When you get into data quality now you’re looking at different things like how to deal with streaming data that’s flowing in, and that’s a different kind of data quality than most in that field have dealt with. In some examples you are trying to match multiple feeds from different sensors, maybe a temperature sensor and a motion sensor. You might expect the temperature sensor to respond 10 times a second. For some reason you lose three seconds and that’s potentially a data quality issue. In the book I talk about temporal alignment and the rate of arrival. It’s a different implementation of data quality, though things like metadata still apply. If you’re thinking about clickstream analytics, which is big data, how do you define a unique visitor to a website? How do define a session, one that is closed or one that is returned to while open? I found many governance issues in that vein that may not have been considered.
In your book you seem to use dictionaries and metadata as the connecting point of where these things can be aligned. Is that a kind of overlay or abstraction as opposed to an attempt to conform the data?

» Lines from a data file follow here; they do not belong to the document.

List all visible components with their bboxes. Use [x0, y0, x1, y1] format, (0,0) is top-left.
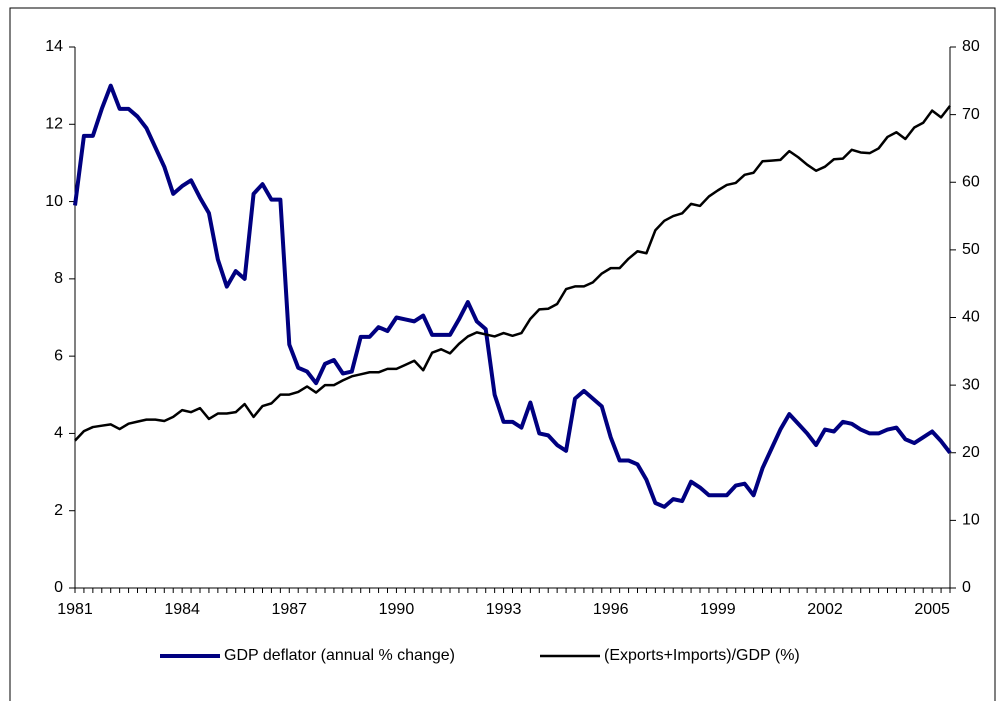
y2-tick-label: 20 — [962, 444, 980, 461]
x-tick-label: 1984 — [164, 601, 200, 618]
y2-tick-label: 30 — [962, 376, 980, 393]
y2-tick-label: 10 — [962, 512, 980, 529]
y2-tick-label: 60 — [962, 173, 980, 190]
y2-tick-label: 70 — [962, 106, 980, 123]
y-tick-label: 12 — [45, 116, 63, 133]
x-tick-label: 1996 — [593, 601, 629, 618]
y-tick-label: 4 — [54, 425, 63, 442]
x-tick-label: 1993 — [486, 601, 522, 618]
y-tick-label: 10 — [45, 193, 63, 210]
x-tick-label: 2002 — [807, 601, 843, 618]
y-tick-label: 6 — [54, 347, 63, 364]
y-tick-label: 8 — [54, 270, 63, 287]
legend-label: GDP deflator (annual % change) — [224, 647, 455, 664]
y-tick-label: 2 — [54, 502, 63, 519]
x-tick-label: 1999 — [700, 601, 736, 618]
legend-label: (Exports+Imports)/GDP (%) — [604, 647, 800, 664]
x-tick-label: 1990 — [379, 601, 415, 618]
y2-tick-label: 50 — [962, 241, 980, 258]
y2-tick-label: 0 — [962, 579, 971, 596]
chart-border — [9, 7, 996, 701]
y-tick-label: 14 — [45, 38, 63, 55]
x-tick-label: 1987 — [271, 601, 307, 618]
y2-tick-label: 40 — [962, 309, 980, 326]
series-line — [74, 105, 951, 442]
x-tick-label: 1981 — [57, 601, 93, 618]
x-tick-label: 2005 — [914, 601, 950, 618]
series-line — [73, 83, 952, 509]
y-tick-label: 0 — [54, 579, 63, 596]
y2-tick-label: 80 — [962, 38, 980, 55]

Yes, exactly, and if you want to align a customer’s Twitter feeds with their master record, you still have to define what a customer is. You think about whether customers are prospects or active clients just like in any other system.

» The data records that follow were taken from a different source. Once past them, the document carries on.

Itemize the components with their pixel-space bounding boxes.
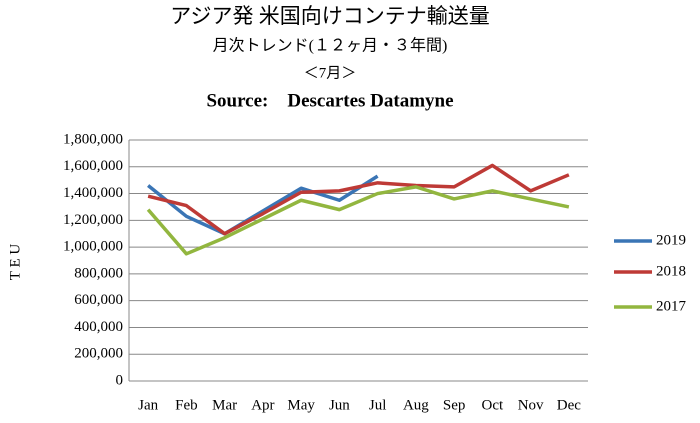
- y-tick-label: 1,600,000: [63, 158, 123, 174]
- line-series: [146, 185, 570, 256]
- y-tick-label: 1,400,000: [63, 185, 123, 201]
- y-tick-label: 800,000: [74, 265, 123, 281]
- y-tick-label: 600,000: [74, 292, 123, 308]
- y-tick-label: 1,200,000: [63, 212, 123, 228]
- y-tick-label: 400,000: [74, 319, 123, 335]
- x-tick-label: Apr: [251, 397, 274, 413]
- y-tick-label: 1,800,000: [63, 131, 123, 147]
- x-tick-label: Aug: [403, 397, 429, 413]
- period: ＜7月＞: [304, 65, 357, 81]
- legend-label: 2019: [656, 232, 686, 248]
- x-tick-label: Mar: [212, 397, 237, 413]
- y-tick-label: 1,000,000: [63, 239, 123, 255]
- legend-label: 2017: [656, 298, 687, 314]
- x-tick-label: Dec: [557, 397, 581, 413]
- x-tick-label: Nov: [518, 397, 544, 413]
- y-tick-label: 200,000: [74, 346, 123, 362]
- line-series: [147, 163, 570, 236]
- legend-label: 2018: [656, 263, 686, 279]
- x-tick-label: May: [287, 397, 315, 413]
- line-series: [147, 174, 379, 236]
- chart-title: アジア発 米国向けコンテナ輸送量: [170, 4, 489, 28]
- x-tick-label: Feb: [175, 397, 198, 413]
- x-tick-label: Sep: [443, 397, 466, 413]
- x-tick-label: Jan: [138, 397, 158, 413]
- y-axis-label: T E U: [7, 244, 23, 281]
- x-tick-label: Oct: [482, 397, 504, 413]
- x-tick-label: Jul: [369, 397, 387, 413]
- source: Source: Descartes Datamyne: [206, 90, 453, 111]
- x-tick-label: Jun: [329, 397, 350, 413]
- chart-subtitle: 月次トレンド(１２ヶ月・３年間): [213, 37, 448, 55]
- y-tick-label: 0: [116, 372, 124, 388]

What are some of the unknowns in big data governance companies need to manage before they take their experiments out of quarantine and into production?
First, you are right, I haven’t seen a lot of companies ready to integrate their big data governance policies with the rest. There are just so many things that need to be understood first, which is why governance is there in the first place. If I work in credit, can I use your Twitter account to make a loan decision? If I am in collections, can I use Facebook info under the Fair Debt Collections Act? You definitely have to start writing policies by jurisdiction. The state of Maryland and others now have policies that don’t allow employers to use social data to pre-screen candidates. There are concerns that a lot of social media contains protected information like age, race, gender or sexual orientation. You cannot consult social media and later claim you didn’t discriminate with that knowledge.
It reminds me of some of the unintended consequences marketers have experienced using analytics against customer records that backfired after they dug too deeply into a person’s history.
I think that’s a similar challenge for big data because so many regulations are evolving. There’s also reason to worry about reputational backlash if you cross a line with social information that is also deemed personal. I advise clients to be conscious in both the regulator and reputational areas but remind them big data has many types to take advantage of. That can also be a problem when you start integrating multiple types of data and focus a lot of analytical power that can push the edges of privacy, but again, that’s where governance comes in. It will be interesting to follow how people in privacy and legal departments will have their own take on data governance and risk.